When a teenaged girl is found shot in a small New Hampshire town, her boyfriend is arrested for her murder. But did the boy next door really kill his best friend and first love, or was this a suicide pact gone wrong? Family and town secrets are spilled over the course of the trial as the question of what one would do for love is examined.

Directed by Suzanne Delle and sponsored by the Ella Anderson Trust, the Dramatists Guild Fund, and the McIninch Foundation.

Take a moment here to read the beginning of the play, see the original cast, and of course let me know if you'd care to put together a production of The Pact yourself!

Click here to download an excerpt of The Pact.

From the program:

When Suzanne Delle first approached me about bringing Jodi Picoult’s wonderful novel to the stage, I was delighted to say yes. Then I spent four months reading, studying, and analyzing the book, without the vaguest clue as to how to take such a rich, layered story and present it to a live audience in under two hours.

And of course I didn’t, because a play and a novel are two different entities.

What I did do was finally look through the book and ask myself, “where is the drama?” Because that’s the real question. On my walks around Provincetown, I frequently pass a house where Eugene O’Neill once lived; and the historic plaque on the wall reads “dramatist.” It doesn’t say writer; it doesn’t even say playwright. It says dramatist. And that’s the real task, I think, when one is writing for the stage: to find the drama in a story, and then communicate that drama to the audience, make it real for them.

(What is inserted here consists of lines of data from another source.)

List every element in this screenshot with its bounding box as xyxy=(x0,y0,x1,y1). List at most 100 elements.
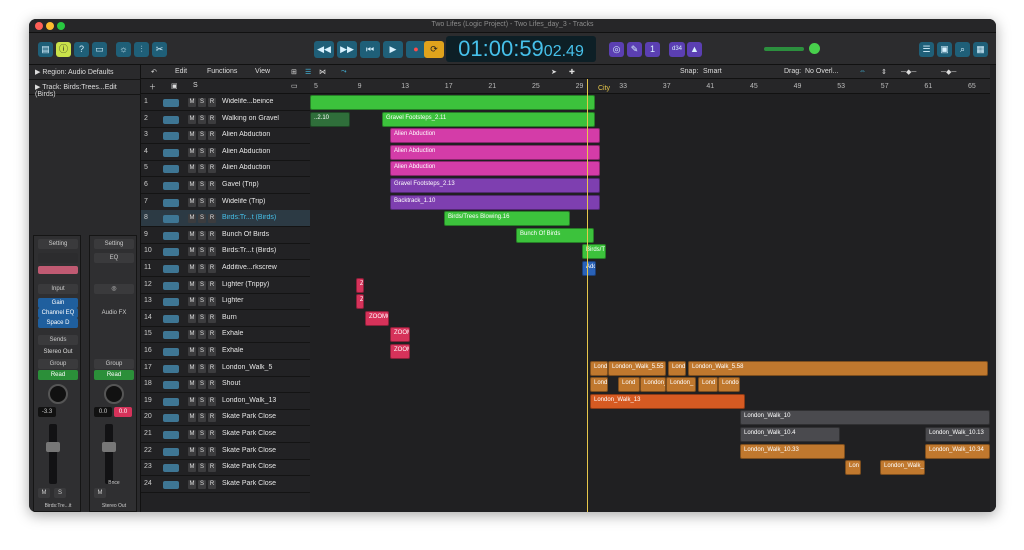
play-button[interactable]: ▶ xyxy=(383,41,403,58)
mute-button[interactable]: M xyxy=(188,297,196,307)
track-name[interactable]: Alien Abduction xyxy=(222,131,282,138)
audio-region[interactable]: London_ xyxy=(718,377,740,393)
note-pad-icon[interactable]: ▣ xyxy=(937,42,952,57)
mute-button[interactable]: M xyxy=(188,197,196,207)
mute-button[interactable]: M xyxy=(188,181,196,190)
input-monitor-button[interactable]: R xyxy=(208,479,216,489)
plugin-channel-eq[interactable]: Channel EQ xyxy=(38,308,78,318)
lanes-icon[interactable]: ☰ xyxy=(305,68,311,76)
track-row[interactable]: 22 M S R Skate Park Close xyxy=(141,443,310,460)
input-monitor-button[interactable]: R xyxy=(208,181,216,190)
track-row[interactable]: 16 M S R Exhale xyxy=(141,343,310,360)
time-display[interactable]: 01:00:5902.49 xyxy=(446,36,596,62)
solo-button[interactable]: S xyxy=(198,313,206,323)
solo-button[interactable]: S xyxy=(198,396,206,406)
audio-region[interactable]: Lon xyxy=(845,460,861,476)
horizontal-zoom-slider[interactable]: ─◆─ xyxy=(941,68,956,76)
input-monitor-button[interactable]: R xyxy=(208,247,216,257)
track-name[interactable]: Exhale xyxy=(222,330,282,337)
mute-button-2[interactable]: M xyxy=(94,488,106,498)
audio-region[interactable]: London_ xyxy=(640,377,666,393)
audio-region[interactable]: Backtrack_1.10 xyxy=(390,194,600,210)
setting-button[interactable]: Setting xyxy=(38,239,78,249)
plugin-gain[interactable]: Gain xyxy=(38,298,78,308)
input-monitor-button[interactable]: R xyxy=(208,380,216,390)
audio-region[interactable]: London_ xyxy=(666,377,696,393)
metronome-icon[interactable]: ▲ xyxy=(687,42,702,57)
track-name[interactable]: Lighter xyxy=(222,297,282,304)
audio-region[interactable] xyxy=(310,95,595,110)
input-slot[interactable]: Input xyxy=(38,284,78,294)
track-row[interactable]: 11 M S R Additive...rkscrew xyxy=(141,260,310,277)
fader-cap-2[interactable] xyxy=(102,442,116,452)
audio-region[interactable]: Birds/Trees Blowing.16 xyxy=(444,211,570,227)
solo-button[interactable]: S xyxy=(198,363,206,373)
track-name[interactable]: Bunch Of Birds xyxy=(222,231,282,238)
volume-fader-track-2[interactable] xyxy=(102,424,116,484)
audio-region[interactable]: Addi xyxy=(582,261,596,276)
zoom-fit-icon[interactable]: ⇔ xyxy=(859,68,866,75)
rewind-button[interactable]: ◀◀ xyxy=(314,41,334,58)
input-monitor-button[interactable]: R xyxy=(208,264,216,273)
grid-icon[interactable]: ⊞ xyxy=(291,68,297,76)
audio-fx-slot[interactable]: Audio FX xyxy=(94,308,134,318)
track-row[interactable]: 6 M S R Gavel (Trip) xyxy=(141,177,310,194)
search-icon[interactable]: ⌕ xyxy=(955,42,970,57)
track-row[interactable]: 20 M S R Skate Park Close xyxy=(141,409,310,427)
audio-region[interactable]: Birds/Tr xyxy=(582,244,606,260)
track-row[interactable]: 7 M S R Widelife (Trip) xyxy=(141,194,310,211)
help-icon[interactable]: ? xyxy=(74,42,89,57)
mute-button[interactable]: M xyxy=(188,363,196,373)
mute-button[interactable]: M xyxy=(188,430,196,439)
tempo-badge[interactable]: d34 xyxy=(669,42,685,57)
input-monitor-button[interactable]: R xyxy=(208,280,216,290)
input-monitor-button[interactable]: R xyxy=(208,463,216,473)
record-button[interactable]: ● xyxy=(406,41,426,58)
mute-button[interactable]: M xyxy=(188,463,196,473)
automation-read-2[interactable]: Read xyxy=(94,370,134,380)
audio-region[interactable]: London_Walk_13 xyxy=(590,393,745,409)
region-inspector-header[interactable]: ▶ Region: Audio Defaults xyxy=(29,65,141,80)
solo-button[interactable]: S xyxy=(198,330,206,340)
audio-region[interactable]: London_Walk_5.58 xyxy=(688,360,988,376)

There are a lot of ways this story could be told; I chose the thread that holds it together, the courtroom drama, which is where facts and statistics and sometimes—sometimes—the truth are revealed. And I do see the end of the trial as the end of Chris’ dramatic arc for at least this part of his story: his understanding of what had happened between him and Emily freed him to finally grow up and get on with his life. So that was in my mind the best possible vehicle to use in tying together the various pieces of the story.

When Jodi Picoult read the script for the play, she commented that it reminded her of Our Town; and I suppose that there is a little of that in it: the reality is that we all experience the same events differently, and hearing how others interpret those events may help us understand others as well. At least that’s my hope.